Indeed, we need to prove that $$\sqrt{x+25}+\sqrt{36-x}+\sqrt{x}\geq11$$ or $$\sqrt{x+25}-5-(6-\sqrt{36-x})+\sqrt{x}\geq0$$ or $$\frac{x}{\sqrt{x+25}+5}-\frac{x}{\sqrt{36-x}+6}+\sqrt{x}\geq0,$$ which is true because $$\frac{\sqrt{x}}{\sqrt{36-x}+6}\leq1,$$ which is $$6-\sqrt{x}+\sqrt{36-x}\geq0.$$ Done!

Answer 2

Recall the inequality $a + b \leq (\sqrt{a}+\sqrt{b})^2$ for $a,b\geq 0$ (since $2\sqrt{ab}\geq 0$ is missing from LHS). From this you get

$$\sqrt{a}+\sqrt{b}\geq\sqrt{a+b}$$

for $a,b\geq 0$. Use this to show that $f(x) \geq \sqrt{x+25} + 6$. Then see where this lower bound attains its minimum (Hint: the domain of $f$ is $[0,36]$ and $\sqrt{x+25} + 6$ is increasing).

Answer 3

f:=x->sqrt(x+25)+sqrt(36-x)+sqrt(x);

       f := x -> sqrt(x + 25) + sqrt(36 - x) + sqrt(x)

g:=D(f);

                      1                  1           1/2
   g := x -> 1/2 ------------ - 1/2 ------------ + -------
                 sqrt(x + 25)       sqrt(36 - x)   sqrt(x)

solve(g(x)=0,x);

           4        3          2
RootOf(5 _Z  + 56 _Z  - 2900 _Z  - 90000 _Z + 810000, index = 2)

a:=evalf(%);

                       a := 26.90515432

f(a);

                         15.40730723

This is maple output, I seriously doubt the witout calculator or anything.

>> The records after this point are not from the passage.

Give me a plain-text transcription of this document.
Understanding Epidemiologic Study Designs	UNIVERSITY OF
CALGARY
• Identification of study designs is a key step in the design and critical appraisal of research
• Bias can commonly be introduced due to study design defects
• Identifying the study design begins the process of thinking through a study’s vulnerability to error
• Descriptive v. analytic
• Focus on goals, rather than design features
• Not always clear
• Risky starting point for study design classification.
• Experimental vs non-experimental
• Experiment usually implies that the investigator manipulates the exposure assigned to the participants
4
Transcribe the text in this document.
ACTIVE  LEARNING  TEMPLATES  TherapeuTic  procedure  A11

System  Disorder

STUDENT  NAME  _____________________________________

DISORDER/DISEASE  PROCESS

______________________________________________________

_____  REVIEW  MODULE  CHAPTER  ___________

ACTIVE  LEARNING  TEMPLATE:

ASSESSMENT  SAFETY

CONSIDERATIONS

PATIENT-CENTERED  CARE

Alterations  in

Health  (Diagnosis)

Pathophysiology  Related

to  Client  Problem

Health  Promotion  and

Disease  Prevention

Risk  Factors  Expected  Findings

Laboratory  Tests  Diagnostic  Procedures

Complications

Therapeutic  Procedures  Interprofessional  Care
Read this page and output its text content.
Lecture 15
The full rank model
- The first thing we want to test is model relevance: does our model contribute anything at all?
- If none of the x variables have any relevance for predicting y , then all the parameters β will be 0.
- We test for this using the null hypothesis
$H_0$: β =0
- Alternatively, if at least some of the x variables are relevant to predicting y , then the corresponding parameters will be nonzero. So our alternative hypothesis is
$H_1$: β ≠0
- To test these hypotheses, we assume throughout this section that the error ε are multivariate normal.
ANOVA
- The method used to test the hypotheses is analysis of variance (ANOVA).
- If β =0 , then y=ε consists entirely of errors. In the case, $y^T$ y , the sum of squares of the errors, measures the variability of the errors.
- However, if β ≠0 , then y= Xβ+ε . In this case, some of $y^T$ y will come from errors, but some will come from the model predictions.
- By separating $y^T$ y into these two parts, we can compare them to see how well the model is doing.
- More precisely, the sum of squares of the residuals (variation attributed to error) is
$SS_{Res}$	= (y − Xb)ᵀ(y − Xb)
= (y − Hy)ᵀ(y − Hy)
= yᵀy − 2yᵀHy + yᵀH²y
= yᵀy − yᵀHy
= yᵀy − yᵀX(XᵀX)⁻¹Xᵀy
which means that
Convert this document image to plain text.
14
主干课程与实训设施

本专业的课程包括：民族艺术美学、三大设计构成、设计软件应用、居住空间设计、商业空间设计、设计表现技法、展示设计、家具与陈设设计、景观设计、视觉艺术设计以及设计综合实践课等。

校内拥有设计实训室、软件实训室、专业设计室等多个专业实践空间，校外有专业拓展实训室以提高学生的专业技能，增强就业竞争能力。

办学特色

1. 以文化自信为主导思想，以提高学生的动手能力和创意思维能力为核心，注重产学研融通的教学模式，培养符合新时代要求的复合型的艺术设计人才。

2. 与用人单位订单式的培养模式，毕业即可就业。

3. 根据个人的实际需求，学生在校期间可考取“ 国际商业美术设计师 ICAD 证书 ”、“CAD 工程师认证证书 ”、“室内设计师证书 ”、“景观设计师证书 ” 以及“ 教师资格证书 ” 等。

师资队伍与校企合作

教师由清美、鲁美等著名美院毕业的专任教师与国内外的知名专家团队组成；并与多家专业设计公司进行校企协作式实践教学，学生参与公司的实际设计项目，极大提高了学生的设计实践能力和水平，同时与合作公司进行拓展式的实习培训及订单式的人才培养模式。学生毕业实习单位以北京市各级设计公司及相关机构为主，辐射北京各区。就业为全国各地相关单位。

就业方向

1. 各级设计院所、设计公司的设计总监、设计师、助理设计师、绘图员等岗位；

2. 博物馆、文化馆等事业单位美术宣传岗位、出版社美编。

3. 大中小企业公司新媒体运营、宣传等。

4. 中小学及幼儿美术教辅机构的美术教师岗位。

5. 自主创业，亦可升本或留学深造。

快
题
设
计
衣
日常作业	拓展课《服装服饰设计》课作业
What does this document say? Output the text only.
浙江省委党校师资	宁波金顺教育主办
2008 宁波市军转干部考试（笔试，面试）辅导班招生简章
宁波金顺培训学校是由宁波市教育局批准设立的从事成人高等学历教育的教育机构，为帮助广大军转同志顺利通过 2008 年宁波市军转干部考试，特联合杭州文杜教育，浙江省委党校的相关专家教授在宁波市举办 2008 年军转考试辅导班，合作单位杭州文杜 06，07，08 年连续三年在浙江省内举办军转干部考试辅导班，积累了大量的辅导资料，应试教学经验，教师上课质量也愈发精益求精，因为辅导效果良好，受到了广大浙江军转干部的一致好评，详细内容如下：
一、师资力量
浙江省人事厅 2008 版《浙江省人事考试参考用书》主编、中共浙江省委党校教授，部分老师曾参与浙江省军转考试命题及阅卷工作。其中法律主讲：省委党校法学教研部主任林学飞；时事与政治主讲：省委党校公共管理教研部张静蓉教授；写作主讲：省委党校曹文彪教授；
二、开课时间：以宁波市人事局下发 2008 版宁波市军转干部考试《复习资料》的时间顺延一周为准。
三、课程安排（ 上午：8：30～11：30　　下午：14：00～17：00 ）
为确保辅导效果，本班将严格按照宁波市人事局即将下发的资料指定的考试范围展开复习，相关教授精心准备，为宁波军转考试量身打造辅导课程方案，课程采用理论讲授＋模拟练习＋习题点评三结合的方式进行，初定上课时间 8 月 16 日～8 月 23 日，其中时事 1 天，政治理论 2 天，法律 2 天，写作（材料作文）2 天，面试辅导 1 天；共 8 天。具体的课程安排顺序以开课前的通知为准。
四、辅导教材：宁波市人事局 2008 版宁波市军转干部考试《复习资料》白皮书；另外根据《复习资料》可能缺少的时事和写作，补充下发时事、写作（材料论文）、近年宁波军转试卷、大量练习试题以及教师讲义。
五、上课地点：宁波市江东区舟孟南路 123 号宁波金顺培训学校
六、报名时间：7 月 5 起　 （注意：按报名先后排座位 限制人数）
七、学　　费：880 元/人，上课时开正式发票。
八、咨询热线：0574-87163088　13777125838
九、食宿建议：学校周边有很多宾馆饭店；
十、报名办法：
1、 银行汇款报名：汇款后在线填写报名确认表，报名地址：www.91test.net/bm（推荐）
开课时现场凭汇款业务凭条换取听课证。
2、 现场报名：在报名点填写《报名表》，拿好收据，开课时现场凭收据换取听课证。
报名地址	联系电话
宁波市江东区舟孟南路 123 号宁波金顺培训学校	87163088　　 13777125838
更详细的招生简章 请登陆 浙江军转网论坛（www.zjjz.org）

Maybe for the minimum which is $f(0)=11$ there is possibility, but the maximum seems definitely not manageable manually.

Answer 4

Clearly $f$ has domain $0\leq x\leq 36$. Let $$g=\sqrt{36-x}+\sqrt{x}$$ and $$h=\sqrt{x+25}.$$ We show that $g(x)\geq 6$ for all $x\in [0, 36]$. For this we need to show that $$\sqrt{36-x}+\sqrt{x}\geq 6$$ $$i.e., \sqrt{36-x}\geq 6-\sqrt{x}$$ $$i.e., 6\sqrt{x}\geq x$$ $$i.e., x(36-x)\geq 0$$ which is true.

So $g(x)\geq 6$ for all $x\in[0, 36]$ and $g(0)=6$. Also $h(x)\geq 5$ for all $x\in [0, 36]$ and $h(0)=5$. That is both $g$ and $h$ attain minimum at $x=0$ and so $f$ has minimum at $x=0$.